The production of explosives such as nitrocellulose, used to fire shells, could be aided by synthetic biology. Credit: J. Sunderman/US NAVY

By transforming microbes into miniature chemical factories, synthetic biology could lead to cheaper medicines, greener fuels and, to the distress of some in the field, cleaner weapons. Last month, the US military asked synthetic biologists to look for more environmentally friendly ways to manufacture explosives, prompting a round of soul-searching about the field’s dependence on defence dollars and whether some applications should be off-limits.

A ‘statement of need’ from the Strategic Environmental Research and Development Program (a partnership between the US Department of Defense, Department of Energy and the Environmental Protection Agency) calls for research on adapting biological systems so that they can be used in place of the current chemical methods for making explosives, which can involve toxic compounds such as heavy metals.

But manufacturing munitions is anathema to some scientists. “I can’t look my kids in the eyes and tell them my ideas are being tossed around by generals. I’d rather they were thrown around by doctors or global-health researchers,” says Eric Klavins, a synthetic biologist at the University of Washington in Seattle.

The ‘green explosives’ project also highlights a broader debate. “We need to figure out what the right relationship is between the worlds of defence and synthetic biology,” said Drew Endy, a bioengineer at Stanford University in California, at a defence-science conference in Las Vegas last week convened by the defence department’s Defense Threat Reduction Agency in Fort Belvoir, Virginia.

Synthetic biologists have struggled to get much support from traditional biology funders, such as the National Institutes of Health, because they tend to regard the field as an engineering discipline, says bioengineer Pam Silver of Harvard Medical School in Boston, Massachusetts. They have therefore relied heavily on funding from the defence and energy departments, as well as the National Science Foundation.

Investments made by the Office of Naval Research during the 1990s, for instance, laid the foundation for the field, and the Defense Advanced Research Projects Agency (DARPA) in Arlington, Virginia, is set to award a series of contracts under its new synthetic-biology programme, called Living Foundries.

Few of the military investments to date have been targeted at offensive applications, however. Jim Collins of Boston University in Massachusetts, for example, has been awarded US$1.5 million a year for 5 years by the Office of Naval Research to develop what he calls “microbiorobots” — reprogrammed bacteria that are able to sense materials in the environment. These robots might eventually be used to detect underwater mines, for example, but Collins has a simpler goal: to demonstrate that living systems can be melded with electronic devices. Linda Chrisey, who manages the programme that awarded Collins’s grant, points out that the Geneva Conventions forbid signatories from funding work that could facilitate the development of biological weapons.

But some researchers are uncomfortable receiving military funding — including the steering committee of the Critical Assessment of Genetically Engineered Networks, which aims to stimulate the field through a series of competitions and is sponsored by the W. M. Keck Foundation in Los Angeles, California. The committee decided not to apply for DARPA funding this year after committee member Klavins objected. “I understand that everything has a dual use. But who funds the ideas often determines which uses come first,” says Klavins.

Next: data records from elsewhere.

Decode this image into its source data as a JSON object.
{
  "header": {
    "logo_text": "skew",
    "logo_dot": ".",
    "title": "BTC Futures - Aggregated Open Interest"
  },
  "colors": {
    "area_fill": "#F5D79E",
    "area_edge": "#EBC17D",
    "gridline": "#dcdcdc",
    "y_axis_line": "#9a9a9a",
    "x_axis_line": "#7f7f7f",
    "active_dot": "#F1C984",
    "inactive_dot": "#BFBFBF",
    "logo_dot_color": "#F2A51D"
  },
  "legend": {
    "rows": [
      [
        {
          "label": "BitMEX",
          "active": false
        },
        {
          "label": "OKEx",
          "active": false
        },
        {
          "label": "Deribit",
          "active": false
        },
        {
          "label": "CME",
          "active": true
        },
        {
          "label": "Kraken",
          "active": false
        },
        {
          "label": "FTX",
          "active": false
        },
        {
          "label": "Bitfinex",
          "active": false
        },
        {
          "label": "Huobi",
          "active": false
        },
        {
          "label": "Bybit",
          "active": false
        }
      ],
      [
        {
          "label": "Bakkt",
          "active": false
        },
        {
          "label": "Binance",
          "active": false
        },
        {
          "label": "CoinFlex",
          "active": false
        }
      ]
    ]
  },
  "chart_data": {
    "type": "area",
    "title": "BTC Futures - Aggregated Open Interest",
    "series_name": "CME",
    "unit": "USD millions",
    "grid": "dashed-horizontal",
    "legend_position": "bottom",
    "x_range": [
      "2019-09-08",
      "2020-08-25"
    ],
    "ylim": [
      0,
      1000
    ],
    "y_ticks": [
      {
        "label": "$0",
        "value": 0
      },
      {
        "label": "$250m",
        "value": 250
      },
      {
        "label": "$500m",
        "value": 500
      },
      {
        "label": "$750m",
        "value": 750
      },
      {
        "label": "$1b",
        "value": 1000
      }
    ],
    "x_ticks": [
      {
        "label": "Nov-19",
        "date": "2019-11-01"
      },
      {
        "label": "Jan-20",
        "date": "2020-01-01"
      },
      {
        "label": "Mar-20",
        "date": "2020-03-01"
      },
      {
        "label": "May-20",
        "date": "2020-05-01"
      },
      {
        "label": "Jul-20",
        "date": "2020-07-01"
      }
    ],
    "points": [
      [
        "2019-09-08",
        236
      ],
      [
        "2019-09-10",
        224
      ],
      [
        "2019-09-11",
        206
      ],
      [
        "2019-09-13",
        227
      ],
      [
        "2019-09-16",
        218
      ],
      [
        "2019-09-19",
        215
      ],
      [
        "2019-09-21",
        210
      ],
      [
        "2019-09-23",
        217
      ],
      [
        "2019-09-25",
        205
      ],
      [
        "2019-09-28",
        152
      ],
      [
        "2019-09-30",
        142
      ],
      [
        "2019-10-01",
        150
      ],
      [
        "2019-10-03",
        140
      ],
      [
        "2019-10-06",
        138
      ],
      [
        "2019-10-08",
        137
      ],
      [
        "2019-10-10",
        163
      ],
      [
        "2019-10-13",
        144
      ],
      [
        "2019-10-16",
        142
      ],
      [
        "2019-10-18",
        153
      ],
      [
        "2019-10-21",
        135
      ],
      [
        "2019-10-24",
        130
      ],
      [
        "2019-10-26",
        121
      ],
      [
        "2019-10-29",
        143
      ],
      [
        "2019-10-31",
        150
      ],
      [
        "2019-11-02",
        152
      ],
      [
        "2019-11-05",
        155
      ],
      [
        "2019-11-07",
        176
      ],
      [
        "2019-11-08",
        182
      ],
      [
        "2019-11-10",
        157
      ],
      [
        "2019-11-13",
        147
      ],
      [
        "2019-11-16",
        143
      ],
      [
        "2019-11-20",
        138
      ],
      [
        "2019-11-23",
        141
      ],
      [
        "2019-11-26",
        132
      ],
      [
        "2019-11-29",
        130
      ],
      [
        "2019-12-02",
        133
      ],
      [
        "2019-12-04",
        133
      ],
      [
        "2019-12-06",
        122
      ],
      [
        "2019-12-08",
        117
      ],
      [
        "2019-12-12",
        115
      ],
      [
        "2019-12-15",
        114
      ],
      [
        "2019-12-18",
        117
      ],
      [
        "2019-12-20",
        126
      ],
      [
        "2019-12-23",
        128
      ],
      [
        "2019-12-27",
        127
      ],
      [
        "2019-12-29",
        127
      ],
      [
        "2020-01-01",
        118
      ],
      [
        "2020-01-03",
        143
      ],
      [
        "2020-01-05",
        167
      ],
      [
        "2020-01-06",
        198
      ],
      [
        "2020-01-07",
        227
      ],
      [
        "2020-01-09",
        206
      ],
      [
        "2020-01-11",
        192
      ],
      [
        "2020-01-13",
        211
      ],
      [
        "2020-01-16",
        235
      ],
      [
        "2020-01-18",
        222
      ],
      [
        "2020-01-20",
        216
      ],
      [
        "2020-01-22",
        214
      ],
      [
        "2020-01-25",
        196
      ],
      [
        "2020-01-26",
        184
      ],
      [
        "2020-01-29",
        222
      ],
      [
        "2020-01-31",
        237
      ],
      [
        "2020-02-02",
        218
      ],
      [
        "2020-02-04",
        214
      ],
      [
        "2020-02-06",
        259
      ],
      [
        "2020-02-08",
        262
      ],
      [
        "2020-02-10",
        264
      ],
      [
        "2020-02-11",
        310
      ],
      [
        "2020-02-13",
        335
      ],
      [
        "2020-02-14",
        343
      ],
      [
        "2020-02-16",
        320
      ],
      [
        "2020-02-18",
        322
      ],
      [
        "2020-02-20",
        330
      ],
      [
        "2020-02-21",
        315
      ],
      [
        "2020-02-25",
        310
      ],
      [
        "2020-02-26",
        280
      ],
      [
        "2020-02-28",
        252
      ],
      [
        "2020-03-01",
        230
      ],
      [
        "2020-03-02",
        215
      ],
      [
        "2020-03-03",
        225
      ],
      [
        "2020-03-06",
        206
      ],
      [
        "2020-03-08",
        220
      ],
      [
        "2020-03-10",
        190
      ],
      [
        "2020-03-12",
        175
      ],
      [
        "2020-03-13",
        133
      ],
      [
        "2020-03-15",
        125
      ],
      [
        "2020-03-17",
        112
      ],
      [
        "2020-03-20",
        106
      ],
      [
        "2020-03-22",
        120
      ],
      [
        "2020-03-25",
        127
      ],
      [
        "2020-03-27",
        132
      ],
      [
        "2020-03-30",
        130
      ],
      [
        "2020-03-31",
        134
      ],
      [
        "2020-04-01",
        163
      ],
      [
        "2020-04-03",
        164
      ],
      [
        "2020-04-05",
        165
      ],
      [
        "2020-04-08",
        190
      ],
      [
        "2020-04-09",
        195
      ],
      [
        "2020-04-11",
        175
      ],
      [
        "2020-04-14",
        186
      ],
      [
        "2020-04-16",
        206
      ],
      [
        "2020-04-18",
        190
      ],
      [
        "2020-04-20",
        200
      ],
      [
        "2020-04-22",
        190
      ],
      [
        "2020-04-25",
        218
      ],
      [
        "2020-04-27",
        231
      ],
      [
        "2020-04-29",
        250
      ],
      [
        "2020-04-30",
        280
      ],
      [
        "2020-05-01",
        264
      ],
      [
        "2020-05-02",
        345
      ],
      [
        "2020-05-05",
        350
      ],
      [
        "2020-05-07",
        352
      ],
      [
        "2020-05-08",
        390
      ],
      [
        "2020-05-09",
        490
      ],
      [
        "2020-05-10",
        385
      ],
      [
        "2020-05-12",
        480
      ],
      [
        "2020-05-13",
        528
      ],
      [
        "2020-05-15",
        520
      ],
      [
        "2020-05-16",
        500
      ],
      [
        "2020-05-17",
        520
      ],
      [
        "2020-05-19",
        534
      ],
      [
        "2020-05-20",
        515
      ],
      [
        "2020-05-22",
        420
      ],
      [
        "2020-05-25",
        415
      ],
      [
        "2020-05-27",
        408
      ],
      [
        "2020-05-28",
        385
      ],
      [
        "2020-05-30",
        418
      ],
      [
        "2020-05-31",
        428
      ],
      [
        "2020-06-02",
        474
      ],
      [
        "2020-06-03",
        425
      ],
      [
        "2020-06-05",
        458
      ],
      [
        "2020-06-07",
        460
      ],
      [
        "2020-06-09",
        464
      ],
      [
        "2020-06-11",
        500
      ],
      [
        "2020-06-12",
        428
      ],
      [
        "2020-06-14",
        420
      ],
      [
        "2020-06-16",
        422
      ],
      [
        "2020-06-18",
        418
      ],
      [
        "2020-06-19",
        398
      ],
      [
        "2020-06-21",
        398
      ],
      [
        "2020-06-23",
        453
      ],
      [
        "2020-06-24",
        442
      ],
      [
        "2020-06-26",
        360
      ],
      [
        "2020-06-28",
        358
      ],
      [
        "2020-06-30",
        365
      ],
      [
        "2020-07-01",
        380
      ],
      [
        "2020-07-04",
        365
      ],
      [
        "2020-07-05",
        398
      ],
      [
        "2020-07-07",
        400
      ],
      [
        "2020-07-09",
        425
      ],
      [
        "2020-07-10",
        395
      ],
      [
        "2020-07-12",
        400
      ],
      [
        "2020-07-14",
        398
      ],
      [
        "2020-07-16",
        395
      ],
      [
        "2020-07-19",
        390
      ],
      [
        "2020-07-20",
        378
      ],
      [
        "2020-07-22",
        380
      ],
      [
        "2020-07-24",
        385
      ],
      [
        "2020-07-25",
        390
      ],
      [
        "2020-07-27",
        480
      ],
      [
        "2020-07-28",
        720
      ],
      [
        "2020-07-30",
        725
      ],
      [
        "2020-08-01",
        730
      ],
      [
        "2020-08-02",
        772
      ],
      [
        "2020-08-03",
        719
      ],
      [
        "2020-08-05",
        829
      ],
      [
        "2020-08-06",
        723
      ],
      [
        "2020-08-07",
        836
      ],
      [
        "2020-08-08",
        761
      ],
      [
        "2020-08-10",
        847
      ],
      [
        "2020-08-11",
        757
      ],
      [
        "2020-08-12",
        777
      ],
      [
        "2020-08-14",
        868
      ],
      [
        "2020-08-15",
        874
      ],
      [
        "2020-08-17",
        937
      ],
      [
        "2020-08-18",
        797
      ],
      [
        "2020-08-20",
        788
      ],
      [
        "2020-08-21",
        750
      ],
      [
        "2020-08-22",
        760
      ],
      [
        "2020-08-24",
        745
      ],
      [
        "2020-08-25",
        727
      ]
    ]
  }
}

Roger Brent, of the Fred Hutchinson Cancer Research Center in Seattle, argues that although previous military-funded programmes in synthetic biology may not have had direct offensive uses, this is not the case for the green explosives call. He says that the field needs to decide whether it is prepared to follow other academic engineering disciplines, such as robotics, which have become heavily reliant on military funding and are involved in projects that have been used in warfare. “This could provide a good opportunity for the field to debate within itself whether this is a good direction to go in,” says Brent.

And debate they will. Andrew Ellington of the University of Texas at Austin, who advises the Defense Intelligence Agency and holds grants from DARPA and the Office for Naval Research, says that the idea that scientists should not work with defence funding relies on a “1960s paranoid view of the military”. He argues that if the United States is going to make weapons, it might as well make them using less-toxic processes. “You can have someone die because of the way we currently prepare munitions,” he says, “or you can put in proposals to try to make it easier and safer and greener to make munitions.”

Ellington adds that some of his projects — such as developing environmental sensors to detect mines — could even save lives. “I’m proud of the work I do. I’d like it if something we did someday kept somebody from getting blown up.”